Of course, Mike has my extra key! We have an informal car sharing agreement: I pay his speeding tickets and he buys the vignette and gas. It works out somehow. After several unanswered calls to build suspense, I finally reached him. Hearing me out, he then remembered that a colleague of his was actually driving with family to Croatia the next day and possibly … He would call me back.
We enjoyed a beautiful sunset. It was truly glorious there, the lapping of waves on the rocks as the sun dipped lower towards the gleaming Mediterranean. It would have been ideal – had it not been for that tedious missing car key. My cell rang: yes, Mike’s friend Ingo would be driving my way tomorrow. If I could be in Opatija at 2.00 pm, I could pick up the spare key from him – prima, right?
I thanked Mike gratefully, and wondered how I could ever reach Opatija at all. We were far away from everywhere; Opatija was two hours away by car, and I had no idea at all how long it would take to walk to Fazana. But I was not in a position to complain. His work schedule didn’t allow him to drive down. So the road trip would be mine.
The night added to the suspense. At one point, a ship with coast guard numbers patrolled the coast with a strong spotlight. Later, to the north in the woods a group with a bright flashlight seemed to be searching for something. Yet, they did not come farther south our way.
At dawn, I cooked up a hearty oatmeal porridge for breakfast, and we discussed our options. Perhaps Ingo could, from Opatija, send us the car key to the post office in Fazana. I wanted to check that out. Otherwise, hitchhike?

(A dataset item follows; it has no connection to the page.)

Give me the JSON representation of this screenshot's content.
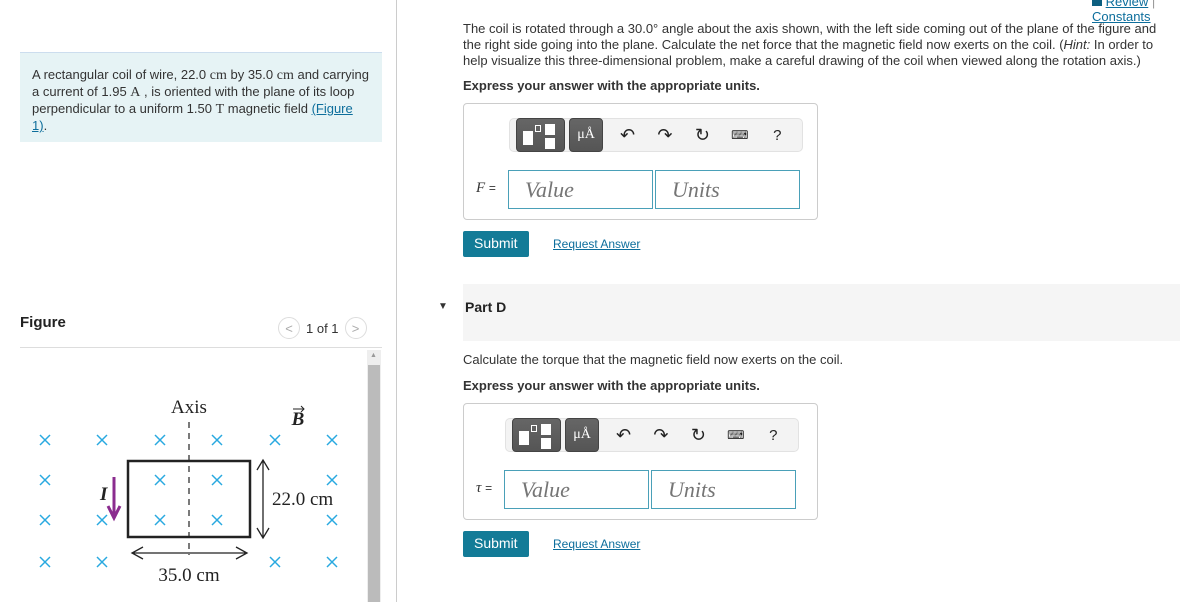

All I knew was that I had to march down the coast to Fazana and my kids would have to take care of themselves meanwhile. 20 and 17 years old, that should be no problem, right? They had water, food, money and, 20 minutes to the south, a restaurant in case of emergencies. Their cell phones had no reception, so we would simply have to trust that I would return at some point.
After an hour’s march to Fazana, I found out at a tourist office that: it was a national holiday, all post offices were closed, bus services were reduced. But – if I rushed, I would still be able to catch the local bus to Pula, and from there possibly find another bus to Opatija. To build up the suspense even more, the bus stops were all spread out like a treasure hunt.

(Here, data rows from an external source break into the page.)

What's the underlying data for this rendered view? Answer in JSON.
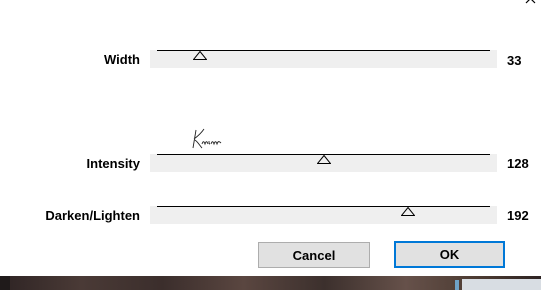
{
  "dialog": {
    "close_icon": "close-icon"
  },
  "sliders": [
    {
      "label": "Width",
      "value": "33",
      "min": 0,
      "max": 255,
      "position": 33
    },
    {
      "label": "Intensity",
      "value": "128",
      "min": 0,
      "max": 255,
      "position": 128
    },
    {
      "label": "Darken/Lighten",
      "value": "192",
      "min": 0,
      "max": 255,
      "position": 192
    }
  ],
  "signature": {
    "icon": "handwritten-signature"
  },
  "buttons": {
    "cancel_label": "Cancel",
    "ok_label": "OK"
  },
  "colors": {
    "track": "#efefef",
    "button_face": "#e1e1e1",
    "default_button_border": "#0078d7"
  }
}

It wasn’t until up in the mountains halfway to Opatija that I could loosen up. The nightmare of losing the key metamorphosed into the unscripted adventure that I was now in the very process of discovering. I felt the weight of uncertainty lift from my spirit, even though my remaining journey was still as unknown as before. Looking out of the window at the passing mountains, seeing the name “Tito” spelled out in white stones like graffiti across one peak while hearing the various languages of the fellow passengers, I realized that the adventure that I had wanted was all around me, if I could just open myself to it, to break out of the obsession with my own ego and its relatively trivial trials and tribulations. My spirit became imbued with a special kind of lightness or ease that was finally able to laugh at my predicament and look around at the surrounding world and people with all their own challenges with interest. And that was when the fun started to begin.

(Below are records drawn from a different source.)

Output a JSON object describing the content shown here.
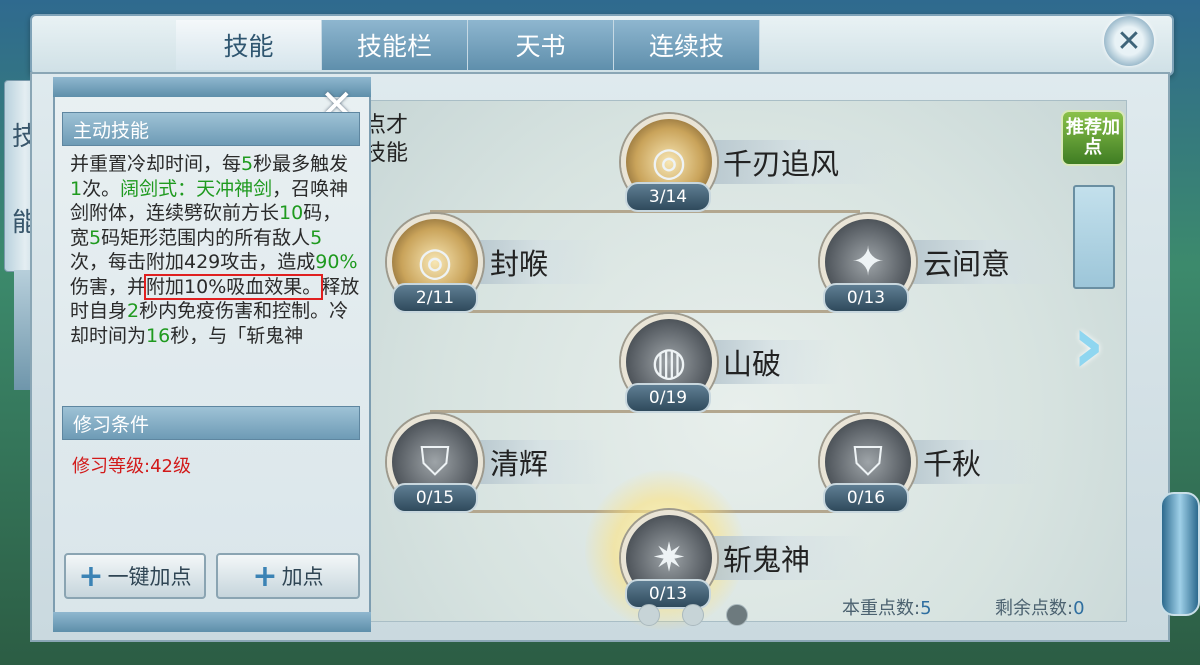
{
  "tabs": [
    {
      "label": "技能"
    },
    {
      "label": "技能栏"
    },
    {
      "label": "天书"
    },
    {
      "label": "连续技"
    }
  ],
  "active_tab": "技能",
  "side_tab": [
    "技",
    "能"
  ],
  "skill_panel": {
    "header": "主动技能",
    "description_parts": [
      {
        "text": "并重置冷却时间，每",
        "color": "normal"
      },
      {
        "text": "5",
        "color": "green"
      },
      {
        "text": "秒最多触发",
        "color": "normal"
      },
      {
        "text": "1",
        "color": "green"
      },
      {
        "text": "次。",
        "color": "normal"
      },
      {
        "text": "阔剑式：天冲神剑",
        "color": "green"
      },
      {
        "text": "，召唤神剑附体，连续劈砍前方长",
        "color": "normal"
      },
      {
        "text": "10",
        "color": "green"
      },
      {
        "text": "码，宽",
        "color": "normal"
      },
      {
        "text": "5",
        "color": "green"
      },
      {
        "text": "码矩形范围内的所有敌人",
        "color": "normal"
      },
      {
        "text": "5",
        "color": "green"
      },
      {
        "text": "次，每击附加429攻击，造成",
        "color": "normal"
      },
      {
        "text": "90%",
        "color": "green"
      },
      {
        "text": "伤害，并",
        "color": "normal"
      },
      {
        "text": "附加10%吸血效果。",
        "color": "boxed"
      },
      {
        "text": "释放时自身",
        "color": "normal"
      },
      {
        "text": "2",
        "color": "green"
      },
      {
        "text": "秒内免疫伤害和控制。冷却时间为",
        "color": "normal"
      },
      {
        "text": "16",
        "color": "green"
      },
      {
        "text": "秒，与「斩鬼神",
        "color": "normal"
      }
    ],
    "requirement_header": "修习条件",
    "requirement": "修习等级:42级",
    "one_click_button": "一键加点",
    "add_point_button": "加点"
  },
  "partial_text": [
    "点才",
    "技能"
  ],
  "recommend_button": "推荐加点",
  "skills": [
    {
      "name": "千刃追风",
      "count": "3/14",
      "glyph": "◎",
      "style": "gold"
    },
    {
      "name": "封喉",
      "count": "2/11",
      "glyph": "◎",
      "style": "gold"
    },
    {
      "name": "云间意",
      "count": "0/13",
      "glyph": "✦",
      "style": "grey"
    },
    {
      "name": "山破",
      "count": "0/19",
      "glyph": "◍",
      "style": "grey"
    },
    {
      "name": "清辉",
      "count": "0/15",
      "glyph": "⛉",
      "style": "grey"
    },
    {
      "name": "千秋",
      "count": "0/16",
      "glyph": "⛉",
      "style": "grey"
    },
    {
      "name": "斩鬼神",
      "count": "0/13",
      "glyph": "✷",
      "style": "grey"
    }
  ],
  "points": {
    "spent_label": "本重点数:",
    "spent": "5",
    "remaining_label": "剩余点数:",
    "remaining": "0"
  },
  "colors": {
    "green": "#1f9a1f",
    "red_box": "#e02020",
    "requirement": "#d21a1a",
    "points_value": "#2f6fa0"
  }
}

After the hour-long march from Fazana back to our camp, I arrived at dusk shortly after sunset with food and water from Pula. My kids were fine, fed and relaxed, though they had made plans about what they would have done had I not shown up soon. We enjoyed the last light of day with the waves lapping nearby, and I told of a few of the encounters that I had had during and after the bus ride to Opatija: the wacky, extraordinary people I had encountered, including Santa Claus in the park; the flock of sitting pigeons sporting their poop above a park bench; the group of gaffers and actresses taking a break by the sea; and the recognition that I had truly lost a small, yet utterly important key, one that in its recovery had taught me yet another lesson in how to live, with lightness.